A buzzard resting on a lone tree in a foggy meadow during an early winter evening, photographed in soft, warm fading light

An Evening Pause

A distant silhouette settles on a lone tree as an early winter evening quietly fades

It was one of those early winter evenings when the light fades quickly. The air was still, the fields quiet and half asleep, caught somewhere between late autumn and winter. I wasn’t walking with a photograph in mind — just moving slowly through familiar ground near open fields, letting the evening settle in.

At some point, I noticed a large silhouette crossing the sky. Dark and steady. Too far away to photograph, it circled above the fields for a while. I watched it, knowing there would be no image — and being fine with that.

Then it landed. Far off, on a lone tree at the edge of the meadow.

The light was already soft by then, the forest in the distance beginning to fade into haze.
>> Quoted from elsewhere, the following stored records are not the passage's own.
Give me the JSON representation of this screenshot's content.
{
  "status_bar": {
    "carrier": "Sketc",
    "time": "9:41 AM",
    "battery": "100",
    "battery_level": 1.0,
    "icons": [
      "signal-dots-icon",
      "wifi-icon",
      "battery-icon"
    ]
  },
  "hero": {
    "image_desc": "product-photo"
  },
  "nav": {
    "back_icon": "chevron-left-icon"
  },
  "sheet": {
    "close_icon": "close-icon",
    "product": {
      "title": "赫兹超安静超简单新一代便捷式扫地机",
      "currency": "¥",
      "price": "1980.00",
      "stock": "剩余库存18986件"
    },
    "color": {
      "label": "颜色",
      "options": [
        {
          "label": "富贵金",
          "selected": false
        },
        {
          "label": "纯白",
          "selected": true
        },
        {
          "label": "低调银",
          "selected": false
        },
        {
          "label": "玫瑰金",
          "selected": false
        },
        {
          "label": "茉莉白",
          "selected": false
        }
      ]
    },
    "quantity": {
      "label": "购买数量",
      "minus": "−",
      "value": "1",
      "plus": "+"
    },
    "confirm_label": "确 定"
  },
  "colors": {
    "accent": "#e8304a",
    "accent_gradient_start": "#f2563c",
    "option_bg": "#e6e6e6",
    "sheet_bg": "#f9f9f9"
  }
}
The tree stood alone against the sky, its bare branches still and quiet. Somewhere among them, the bird rested, no longer moving, no longer separate from the landscape.

I stayed where I was. Getting closer didn’t feel necessary. The distance kept the scene intact — the grasses in the foreground, the pale mist above the meadow, the forest slowly dissolving behind. The bird was small in the frame, easy to miss, but it gave the scene weight and direction.

It was likely a buzzard. The shape and the way it moved suggested that much, but certainty didn’t matter. What mattered was the pause — the moment when everything seemed to stop just long enough to be noticed.

Later, looking at the photograph, the stillness remained. The haze stayed soft, the contrast gentle, the tree dark and steady against the fading light. Nothing felt like it needed to be pushed or corrected.

Some photographs come from timing, others from patience. This one came from staying a little longer and watching the sky.

Have you ever noticed how early winter evenings slow everything down?